Contrasting with this scene of parched earth are the poem’s various references to rivers (e.g., the Thames, the Ganges) and to the sea. Yet waterscapes are equally associated with death in The Waste Land. Madame Sosostris indicates as much when she declares, “Fear death by water” (line 55)—a warning that we recall later when we come upon the bloated body of the drowned Phoenician sailor. Taken together, these various natural scenes create a kaleidoscopic setting constituted by places that are all degraded and barren, whether due to drought or to an overabundance of water.

Though The Waste Land doesn’t have a single setting, the spiritual heart of the poem is, arguably, the financial district in London in the first decades of the twentieth century. This district is known by locals as “the City.” Eliot worked at a bank in the City for several years, so he knew it intimately. And indeed, the poem features numerous references to streets, hotels, and churches in the area. These specific references date the poem to the early twentieth century. Crucially, the City takes on surreal and even infernal dimensions in Eliot’s poem. In the final vignette of “The Burial of the Dead,” for instance, the speaker describes this district as a ghostly land of the dead (lines 60–63)

     Unreal City,
     Under the brown fog of a winter dawn,
     A crowd flowed over London Bridge, so many.
     I had not thought death had undone so many.

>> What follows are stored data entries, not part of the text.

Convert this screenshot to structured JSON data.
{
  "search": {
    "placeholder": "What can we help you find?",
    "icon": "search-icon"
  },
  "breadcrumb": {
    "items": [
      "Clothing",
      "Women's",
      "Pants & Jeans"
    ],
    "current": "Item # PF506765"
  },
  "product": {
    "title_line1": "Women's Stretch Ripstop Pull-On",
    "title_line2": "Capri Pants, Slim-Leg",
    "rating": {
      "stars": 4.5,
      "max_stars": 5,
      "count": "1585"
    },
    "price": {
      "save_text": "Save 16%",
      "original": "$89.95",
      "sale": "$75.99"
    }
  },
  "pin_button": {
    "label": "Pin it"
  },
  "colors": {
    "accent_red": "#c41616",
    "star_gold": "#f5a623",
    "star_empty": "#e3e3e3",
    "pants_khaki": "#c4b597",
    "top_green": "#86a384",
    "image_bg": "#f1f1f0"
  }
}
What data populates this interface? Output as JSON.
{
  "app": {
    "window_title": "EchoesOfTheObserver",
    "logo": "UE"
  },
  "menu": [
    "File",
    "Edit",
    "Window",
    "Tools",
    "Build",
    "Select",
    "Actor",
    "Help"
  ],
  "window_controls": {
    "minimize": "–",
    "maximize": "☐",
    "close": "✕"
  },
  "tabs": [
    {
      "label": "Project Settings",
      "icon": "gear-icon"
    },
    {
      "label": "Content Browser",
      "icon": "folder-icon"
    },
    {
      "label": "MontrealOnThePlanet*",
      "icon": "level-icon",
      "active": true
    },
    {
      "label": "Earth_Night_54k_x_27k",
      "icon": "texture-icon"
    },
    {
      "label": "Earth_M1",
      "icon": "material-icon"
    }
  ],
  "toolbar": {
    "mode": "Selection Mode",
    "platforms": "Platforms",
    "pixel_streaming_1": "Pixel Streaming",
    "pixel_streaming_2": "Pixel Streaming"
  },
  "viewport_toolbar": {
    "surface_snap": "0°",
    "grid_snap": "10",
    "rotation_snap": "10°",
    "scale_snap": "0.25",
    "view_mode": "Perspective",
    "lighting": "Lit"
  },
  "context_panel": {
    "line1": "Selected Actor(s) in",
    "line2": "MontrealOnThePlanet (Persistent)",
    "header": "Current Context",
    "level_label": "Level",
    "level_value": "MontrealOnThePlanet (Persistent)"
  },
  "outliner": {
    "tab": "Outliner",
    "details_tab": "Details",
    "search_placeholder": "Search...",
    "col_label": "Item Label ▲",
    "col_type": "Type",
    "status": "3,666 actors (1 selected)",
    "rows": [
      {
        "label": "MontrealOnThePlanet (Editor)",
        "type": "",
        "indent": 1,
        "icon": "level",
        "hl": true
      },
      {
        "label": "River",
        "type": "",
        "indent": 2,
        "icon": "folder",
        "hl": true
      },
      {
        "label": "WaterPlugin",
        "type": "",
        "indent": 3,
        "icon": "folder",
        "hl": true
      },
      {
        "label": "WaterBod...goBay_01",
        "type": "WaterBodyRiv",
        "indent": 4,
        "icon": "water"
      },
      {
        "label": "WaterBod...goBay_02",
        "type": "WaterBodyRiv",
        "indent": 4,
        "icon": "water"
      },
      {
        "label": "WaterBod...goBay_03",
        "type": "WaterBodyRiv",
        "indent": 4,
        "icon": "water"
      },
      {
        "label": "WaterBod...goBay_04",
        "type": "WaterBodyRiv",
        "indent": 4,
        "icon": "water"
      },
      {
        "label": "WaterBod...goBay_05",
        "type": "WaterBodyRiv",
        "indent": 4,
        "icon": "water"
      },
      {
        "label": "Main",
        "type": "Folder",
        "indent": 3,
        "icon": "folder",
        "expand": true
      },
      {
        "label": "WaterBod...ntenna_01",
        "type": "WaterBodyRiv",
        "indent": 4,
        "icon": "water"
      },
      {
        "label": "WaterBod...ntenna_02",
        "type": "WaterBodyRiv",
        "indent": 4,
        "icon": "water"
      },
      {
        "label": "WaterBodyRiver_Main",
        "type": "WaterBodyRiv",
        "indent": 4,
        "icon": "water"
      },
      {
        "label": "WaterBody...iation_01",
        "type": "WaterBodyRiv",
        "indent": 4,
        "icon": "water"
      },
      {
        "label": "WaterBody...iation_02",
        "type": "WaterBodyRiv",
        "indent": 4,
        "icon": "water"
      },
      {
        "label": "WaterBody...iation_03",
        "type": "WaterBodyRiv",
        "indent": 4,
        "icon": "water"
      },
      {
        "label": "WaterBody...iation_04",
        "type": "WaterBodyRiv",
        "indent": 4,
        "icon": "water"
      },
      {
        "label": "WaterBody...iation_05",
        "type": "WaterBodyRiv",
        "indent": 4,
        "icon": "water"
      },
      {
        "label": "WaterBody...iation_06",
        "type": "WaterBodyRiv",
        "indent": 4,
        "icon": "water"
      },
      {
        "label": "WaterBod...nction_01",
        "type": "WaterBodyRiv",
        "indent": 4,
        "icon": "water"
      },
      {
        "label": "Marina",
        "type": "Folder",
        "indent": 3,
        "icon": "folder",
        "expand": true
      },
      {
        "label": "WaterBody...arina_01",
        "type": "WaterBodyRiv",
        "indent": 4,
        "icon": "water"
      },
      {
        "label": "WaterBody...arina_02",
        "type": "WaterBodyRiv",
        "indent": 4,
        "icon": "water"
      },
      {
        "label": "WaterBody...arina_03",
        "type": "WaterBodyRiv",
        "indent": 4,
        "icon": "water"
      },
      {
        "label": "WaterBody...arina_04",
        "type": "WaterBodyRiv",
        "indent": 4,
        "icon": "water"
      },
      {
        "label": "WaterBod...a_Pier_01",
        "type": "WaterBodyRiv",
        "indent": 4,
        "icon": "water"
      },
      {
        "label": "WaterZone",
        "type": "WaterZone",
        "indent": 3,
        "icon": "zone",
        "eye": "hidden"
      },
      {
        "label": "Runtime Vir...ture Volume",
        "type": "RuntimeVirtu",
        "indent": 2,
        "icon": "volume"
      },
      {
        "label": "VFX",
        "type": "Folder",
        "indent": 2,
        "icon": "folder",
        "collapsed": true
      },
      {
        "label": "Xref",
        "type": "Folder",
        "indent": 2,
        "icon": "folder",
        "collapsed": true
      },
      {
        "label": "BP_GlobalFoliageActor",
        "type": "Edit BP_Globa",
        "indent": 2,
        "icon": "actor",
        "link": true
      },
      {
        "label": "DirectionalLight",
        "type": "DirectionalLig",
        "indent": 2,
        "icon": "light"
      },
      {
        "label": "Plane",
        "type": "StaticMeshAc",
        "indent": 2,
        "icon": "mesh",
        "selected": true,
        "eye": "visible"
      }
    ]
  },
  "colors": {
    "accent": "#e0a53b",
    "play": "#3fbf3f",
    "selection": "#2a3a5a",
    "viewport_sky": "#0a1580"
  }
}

This short passage alludes to a poem by Charles Baudelaire and a novel by Charles Dickens. However, its most significant point of reference is a passage from the third canto of Dante’s Inferno, when the poet first reaches the gates of Hell and marvels at the sheer number of its denizens. Here, the “City”—note Eliot’s capitalization—becomes an “unreal” world populated by the living dead. Sapped of vitality and spiritually exhausted, the City proves as infertile and unproductive as the other settings in the poem.